| In general, a very nice thing and thanks for sharing! But... 1. Are you sharing the raw data? (It would be great!) 2. It would be useful to see frequencies (e.g. as sizes of nodes). 3. Why we cannot see 'git', 'ls', 'cd'? 4. At the first glance things like "pytho", "sourc", "worko" look like a glitch.
Also, when there is a cluster of commands starting with the same thing, the subgraph is hardly informative.
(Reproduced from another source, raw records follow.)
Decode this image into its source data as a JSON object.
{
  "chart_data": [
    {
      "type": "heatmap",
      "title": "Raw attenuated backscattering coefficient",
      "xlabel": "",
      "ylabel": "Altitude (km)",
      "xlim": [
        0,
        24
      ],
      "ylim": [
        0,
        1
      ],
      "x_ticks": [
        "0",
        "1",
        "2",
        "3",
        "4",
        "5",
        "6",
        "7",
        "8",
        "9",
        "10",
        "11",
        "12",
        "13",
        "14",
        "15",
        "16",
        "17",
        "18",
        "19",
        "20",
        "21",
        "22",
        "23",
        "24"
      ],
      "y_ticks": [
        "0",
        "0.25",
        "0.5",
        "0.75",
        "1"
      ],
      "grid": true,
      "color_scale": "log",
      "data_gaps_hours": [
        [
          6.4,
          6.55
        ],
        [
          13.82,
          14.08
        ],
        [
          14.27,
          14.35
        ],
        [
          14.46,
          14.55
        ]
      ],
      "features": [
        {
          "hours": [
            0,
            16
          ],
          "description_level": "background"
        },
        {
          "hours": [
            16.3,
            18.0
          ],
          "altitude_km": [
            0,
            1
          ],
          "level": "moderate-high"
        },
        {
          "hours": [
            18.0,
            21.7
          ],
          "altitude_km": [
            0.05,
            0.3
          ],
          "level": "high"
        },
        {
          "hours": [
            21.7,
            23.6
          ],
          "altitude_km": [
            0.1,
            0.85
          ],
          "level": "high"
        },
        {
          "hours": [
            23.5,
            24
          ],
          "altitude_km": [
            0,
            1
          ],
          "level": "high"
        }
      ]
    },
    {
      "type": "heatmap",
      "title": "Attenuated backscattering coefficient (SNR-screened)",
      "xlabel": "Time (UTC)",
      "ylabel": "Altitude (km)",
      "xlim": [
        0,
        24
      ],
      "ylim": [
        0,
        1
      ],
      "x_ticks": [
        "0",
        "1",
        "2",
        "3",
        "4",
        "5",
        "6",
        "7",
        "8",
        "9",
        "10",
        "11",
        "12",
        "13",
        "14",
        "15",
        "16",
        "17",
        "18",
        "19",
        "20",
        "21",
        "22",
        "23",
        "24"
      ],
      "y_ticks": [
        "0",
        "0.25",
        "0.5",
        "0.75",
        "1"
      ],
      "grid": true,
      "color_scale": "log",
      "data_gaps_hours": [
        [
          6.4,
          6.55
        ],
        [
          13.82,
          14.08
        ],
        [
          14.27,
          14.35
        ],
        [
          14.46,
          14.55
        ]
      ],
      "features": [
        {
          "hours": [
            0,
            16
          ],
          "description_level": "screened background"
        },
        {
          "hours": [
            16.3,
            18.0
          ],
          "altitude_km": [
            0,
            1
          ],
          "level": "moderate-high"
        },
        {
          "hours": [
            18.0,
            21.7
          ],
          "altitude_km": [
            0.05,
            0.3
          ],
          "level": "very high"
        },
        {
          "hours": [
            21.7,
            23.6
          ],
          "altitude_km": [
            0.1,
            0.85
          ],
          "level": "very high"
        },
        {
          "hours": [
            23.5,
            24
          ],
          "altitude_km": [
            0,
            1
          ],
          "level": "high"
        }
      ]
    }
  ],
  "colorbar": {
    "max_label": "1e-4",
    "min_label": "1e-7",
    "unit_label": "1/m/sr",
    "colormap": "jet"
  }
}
How about scaling text (instead of cutting them)? 5. When it comes to a measure of co-occurrences, a nicer quantity than correlation is the following - http://stats.stackexchange.com/questions/6047/does-this-quan... with a direct interpretation of "how does the observed coincidence rate correspond to the expected one for independent variables". I used it a few times (after testing other measures of co-occurrences (also: conditional probability) and being dissatisfied by results, especially ones favouring edges for big or small nodes). Examples (with their recipes) below: My StackExchange visualization:
https://github.com/stared/tag-graph-map-of-stackexchange/wik... And my visualization of themes in books:
http://stared.github.io/wizualizacja-wolnych-lektur/polish_b... |
Thanks for the link in 5)! That's really useful.
I really like the two visualizations you've made -- I'll definitely look into incorporating some of those ideas when I have time.